Une mère
Stéphane Audeguy
Seuil, 2017
Vivre sa vie
Le romancier Stéphane Audeguy ne pratique guère les écritures de soi. Il a choisi la littérature pour sa dimension fictionnelle et ne voit pas l’intérêt de se raconter lui-même, réduisant à un paragraphe ce qui pourrait occuper tout un livre, ou même plusieurs : « D’une certaine manière, et compte tenu de la mort prématurée de son premier enfant, il est certain que je fus à la fois celui par qui ma mère renonça à avoir une fille, mais aussi celui qui la remplaça. Je le dis platement : c’est qu’il faudrait des milliers de pages pour l’expliquer, c’est-à-dire pour déplier ce constat et en détailler les implications. Il fallait que ma mère fût morte pour que je puisse ainsi le ramasser, presque négligemment, en une formule unique. Il y a aussi que le détail de tout cela n’intéresserait que moi ; c’est-à-dire personne. » L’auteur de Fils unique (2006) ou d’Histoire du lion Personne (2016) s’intéresse beaucoup au XVIIIe siècle et en propose des visions qui ne sont pas vraiment des romans historiques, sans pour autant renoncer à une solide documentation et à des lectures nombreuses, notamment des Confessions de Rousseau. Là où le pathos semble difficile à éviter, là où sans doute le lecteur l’attend et l’accepte, quand il s’agit pour l’auteur d’évoquer la mort de sa mère, Stéphane Audeguy propose une réflexion et les ressources de l’intelligence pour retracer ce que fut la vie de sa mère et leur affection réciproque : « Ma mère est morte dans la nuit du samedi 2 au dimanche 3 juillet 2016, douze jours avant son soixante-dix-neuvième anniversaire.
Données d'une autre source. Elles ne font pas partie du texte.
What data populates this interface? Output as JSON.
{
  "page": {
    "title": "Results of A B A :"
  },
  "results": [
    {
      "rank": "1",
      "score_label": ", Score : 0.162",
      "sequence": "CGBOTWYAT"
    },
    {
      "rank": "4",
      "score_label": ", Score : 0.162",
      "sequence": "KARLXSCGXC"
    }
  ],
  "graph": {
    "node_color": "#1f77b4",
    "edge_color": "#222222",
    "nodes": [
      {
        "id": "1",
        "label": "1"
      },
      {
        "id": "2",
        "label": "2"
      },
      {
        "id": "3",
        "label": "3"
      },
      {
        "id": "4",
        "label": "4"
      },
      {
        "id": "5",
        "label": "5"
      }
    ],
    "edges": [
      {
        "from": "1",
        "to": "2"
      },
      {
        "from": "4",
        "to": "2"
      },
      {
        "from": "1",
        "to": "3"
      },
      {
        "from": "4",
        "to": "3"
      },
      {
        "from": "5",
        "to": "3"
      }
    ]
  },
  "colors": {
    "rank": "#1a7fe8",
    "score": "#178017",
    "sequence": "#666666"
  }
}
Je sais bien que la plupart des gens pleurent à la mort de leur mère. Moi, j’écris des livres. Celui-ci a été commencé le 3 juillet 2016 ; je l’ai terminé le 31 du même mois. »
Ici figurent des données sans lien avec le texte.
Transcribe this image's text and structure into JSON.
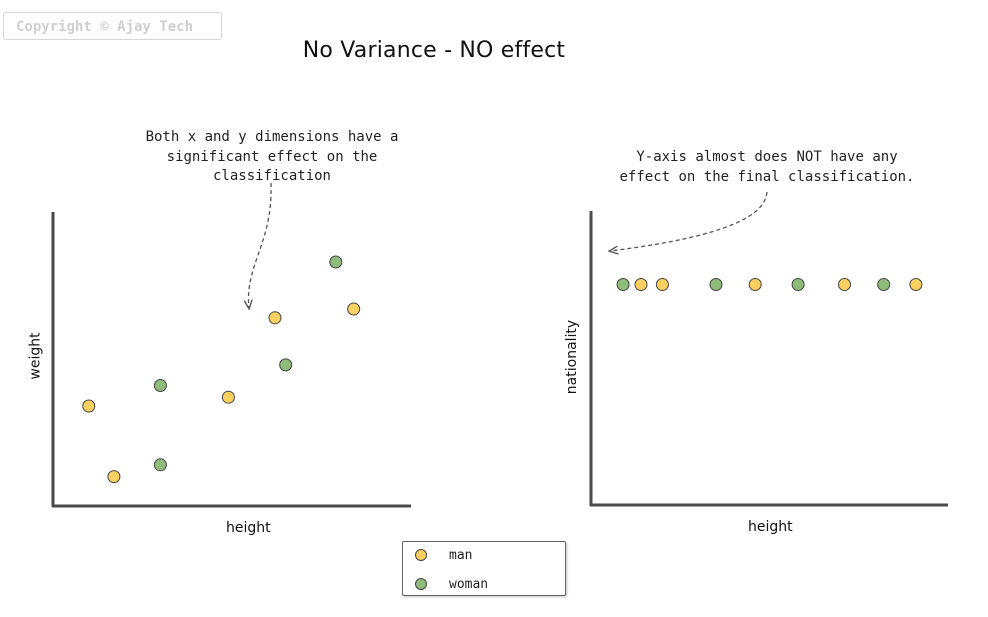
{
  "copyright": "Copyright © Ajay Tech",
  "title": "No Variance - NO effect",
  "colors": {
    "man": "#f9d162",
    "woman": "#8fbc7b",
    "axis": "#4a4a4a",
    "arrow": "#555555"
  },
  "annotations": {
    "left": "Both x and y dimensions have a significant effect on the classification",
    "right": "Y-axis almost does NOT have any effect on the final classification."
  },
  "legend": {
    "man": "man",
    "woman": "woman"
  },
  "chart_data": [
    {
      "type": "scatter",
      "xlabel": "height",
      "ylabel": "weight",
      "xlim": [
        0,
        100
      ],
      "ylim": [
        0,
        100
      ],
      "series": [
        {
          "name": "man",
          "points": [
            [
              10,
              34
            ],
            [
              17,
              10
            ],
            [
              49,
              37
            ],
            [
              62,
              64
            ],
            [
              84,
              67
            ]
          ]
        },
        {
          "name": "woman",
          "points": [
            [
              30,
              41
            ],
            [
              30,
              14
            ],
            [
              65,
              48
            ],
            [
              79,
              83
            ]
          ]
        }
      ]
    },
    {
      "type": "scatter",
      "xlabel": "height",
      "ylabel": "nationality",
      "xlim": [
        0,
        100
      ],
      "ylim": [
        0,
        100
      ],
      "series": [
        {
          "name": "man",
          "points": [
            [
              14,
              75
            ],
            [
              20,
              75
            ],
            [
              46,
              75
            ],
            [
              71,
              75
            ],
            [
              91,
              75
            ]
          ]
        },
        {
          "name": "woman",
          "points": [
            [
              9,
              75
            ],
            [
              35,
              75
            ],
            [
              58,
              75
            ],
            [
              82,
              75
            ]
          ]
        }
      ]
    }
  ]
}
La structure du livre, présenté comme une « élégie », s’appuie sur ce qui structurait la vie des femmes, dans la servitude et l’absence d’indépendance, et d’abord économique : le nom du père (Sobczak), veuf qui élève seul sa fille, celui du mari (Audeguy) avec qui elle forme un couple désastreux et qui a une double vie, et celui de l’homme avec qui elle s’est remariée, à quarante ans passés, et a été heureuse (Julienne). Ce n’est que dans la dernière partie qu’elle est elle-même, celle qui a su « vivre sa vie » (Sabine). Ces parties, divisées en sous-parties aux titres qui dessinent le cours d’une vie, souvent avec une forme subtile d’humour, s’appuient sur des analyses et des réflexions d’ordre sociologique, politique, géographique qui font de ce récit un livre où le lecteur apprend beaucoup de choses sur la vie de Sabine Julienne, mais aussi sur la ville de Tours et sa « sempiternelle avenue Grammont », et encore sur la Pologne dont la famille est originaire et où l’auteur passait ses vacances dans son enfance, ou sur la société française des années 1960 ou 1970.
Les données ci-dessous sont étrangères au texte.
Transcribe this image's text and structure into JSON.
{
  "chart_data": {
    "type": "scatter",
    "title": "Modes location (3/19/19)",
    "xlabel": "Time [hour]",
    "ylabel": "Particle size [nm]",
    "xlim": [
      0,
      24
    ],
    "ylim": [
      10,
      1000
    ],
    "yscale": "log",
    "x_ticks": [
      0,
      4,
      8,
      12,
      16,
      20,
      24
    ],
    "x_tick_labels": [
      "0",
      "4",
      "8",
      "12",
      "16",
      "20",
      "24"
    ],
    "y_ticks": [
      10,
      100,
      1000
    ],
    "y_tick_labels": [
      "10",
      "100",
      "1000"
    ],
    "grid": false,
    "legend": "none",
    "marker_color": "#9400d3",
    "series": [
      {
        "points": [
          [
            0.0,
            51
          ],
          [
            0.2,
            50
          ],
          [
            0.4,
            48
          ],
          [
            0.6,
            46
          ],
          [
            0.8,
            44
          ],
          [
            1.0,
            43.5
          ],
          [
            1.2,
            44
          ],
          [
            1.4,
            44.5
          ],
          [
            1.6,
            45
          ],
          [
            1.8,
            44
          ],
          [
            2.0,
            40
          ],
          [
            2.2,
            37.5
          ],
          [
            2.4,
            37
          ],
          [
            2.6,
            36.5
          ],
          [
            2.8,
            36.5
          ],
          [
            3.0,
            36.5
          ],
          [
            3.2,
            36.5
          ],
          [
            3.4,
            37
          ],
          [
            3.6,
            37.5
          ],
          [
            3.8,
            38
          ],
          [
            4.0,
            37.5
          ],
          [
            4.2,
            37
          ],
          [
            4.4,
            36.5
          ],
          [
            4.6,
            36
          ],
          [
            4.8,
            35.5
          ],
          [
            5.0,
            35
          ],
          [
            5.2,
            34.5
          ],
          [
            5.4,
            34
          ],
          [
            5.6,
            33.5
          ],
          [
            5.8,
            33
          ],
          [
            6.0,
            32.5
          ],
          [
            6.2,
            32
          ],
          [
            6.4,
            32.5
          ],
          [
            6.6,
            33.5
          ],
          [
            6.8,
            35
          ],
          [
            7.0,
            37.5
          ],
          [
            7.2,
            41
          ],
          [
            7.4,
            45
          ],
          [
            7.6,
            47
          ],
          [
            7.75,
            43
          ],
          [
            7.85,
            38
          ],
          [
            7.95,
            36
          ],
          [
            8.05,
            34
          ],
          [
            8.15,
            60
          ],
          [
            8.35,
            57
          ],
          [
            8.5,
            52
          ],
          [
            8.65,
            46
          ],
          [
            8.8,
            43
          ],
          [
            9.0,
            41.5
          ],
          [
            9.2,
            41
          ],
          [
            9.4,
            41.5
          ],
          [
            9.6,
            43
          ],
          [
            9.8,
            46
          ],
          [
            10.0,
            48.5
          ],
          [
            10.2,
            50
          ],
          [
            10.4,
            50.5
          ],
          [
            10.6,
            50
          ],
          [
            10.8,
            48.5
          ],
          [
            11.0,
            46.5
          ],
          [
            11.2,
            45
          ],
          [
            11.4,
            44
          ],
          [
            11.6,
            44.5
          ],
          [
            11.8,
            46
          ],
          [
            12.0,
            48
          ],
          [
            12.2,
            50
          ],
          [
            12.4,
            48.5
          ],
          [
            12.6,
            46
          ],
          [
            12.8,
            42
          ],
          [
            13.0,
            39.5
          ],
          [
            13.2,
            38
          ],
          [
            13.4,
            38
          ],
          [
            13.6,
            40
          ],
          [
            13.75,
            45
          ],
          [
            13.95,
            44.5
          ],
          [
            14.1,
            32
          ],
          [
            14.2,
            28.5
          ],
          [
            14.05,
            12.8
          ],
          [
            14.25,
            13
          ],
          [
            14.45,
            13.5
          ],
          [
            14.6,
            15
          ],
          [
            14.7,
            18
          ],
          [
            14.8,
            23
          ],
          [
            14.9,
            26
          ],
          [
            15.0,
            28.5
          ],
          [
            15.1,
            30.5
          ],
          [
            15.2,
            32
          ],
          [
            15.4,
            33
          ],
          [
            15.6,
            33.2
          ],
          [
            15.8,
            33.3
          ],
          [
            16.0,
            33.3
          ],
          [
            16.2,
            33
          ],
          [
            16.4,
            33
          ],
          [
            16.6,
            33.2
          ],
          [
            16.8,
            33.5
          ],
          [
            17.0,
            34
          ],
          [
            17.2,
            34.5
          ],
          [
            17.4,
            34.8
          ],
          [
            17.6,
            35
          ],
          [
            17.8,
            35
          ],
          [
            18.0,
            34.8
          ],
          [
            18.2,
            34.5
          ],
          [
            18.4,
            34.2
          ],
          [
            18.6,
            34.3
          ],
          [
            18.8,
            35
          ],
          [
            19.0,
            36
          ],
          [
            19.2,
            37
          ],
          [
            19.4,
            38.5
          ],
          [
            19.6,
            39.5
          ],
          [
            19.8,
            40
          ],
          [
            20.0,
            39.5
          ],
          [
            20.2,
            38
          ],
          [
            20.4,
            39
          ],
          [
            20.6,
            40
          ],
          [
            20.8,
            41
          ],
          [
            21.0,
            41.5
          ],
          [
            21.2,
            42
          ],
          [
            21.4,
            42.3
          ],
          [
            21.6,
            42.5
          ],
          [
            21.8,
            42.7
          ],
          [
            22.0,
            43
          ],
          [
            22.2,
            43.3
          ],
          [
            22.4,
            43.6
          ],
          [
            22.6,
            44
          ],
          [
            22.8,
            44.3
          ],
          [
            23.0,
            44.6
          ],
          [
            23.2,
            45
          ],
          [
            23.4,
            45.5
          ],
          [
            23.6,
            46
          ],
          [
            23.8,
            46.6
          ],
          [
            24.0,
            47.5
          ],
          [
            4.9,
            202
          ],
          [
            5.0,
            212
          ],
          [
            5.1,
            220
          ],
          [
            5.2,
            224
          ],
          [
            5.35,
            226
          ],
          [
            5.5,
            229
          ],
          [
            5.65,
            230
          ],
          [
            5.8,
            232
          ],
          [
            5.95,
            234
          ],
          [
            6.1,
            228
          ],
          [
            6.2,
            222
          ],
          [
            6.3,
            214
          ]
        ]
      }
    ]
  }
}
C’est aussi toute une conception de la littérature qui se développe, le plus souvent en creux : « Ce qui peut être inexact au regard des faits n’est pas nécessairement faux. Cela s’appelle littérature. Les familles, les sociétés, les hommes, eux, mentent parfois, et avec aplomb ; le reste du temps ils se trompent. Et ils appellent cela leur histoire, ou même l’Histoire. Laissons la vérité à ses légendes. » Pour ne pas dire contes, et s’étonner d’en trouver la trace dans ce qui est plus qu’un récit de soi ou qu’une « autobiographie de ma mère » (comme Pierre Pachet avait écrit une Autobiographie de mon père) : « Le lecteur du présent ouvrage aura compris que pour moi rien n’a plus d’importance qu’écrire et aimer, qui sont deux façons de dire : il était une fois. »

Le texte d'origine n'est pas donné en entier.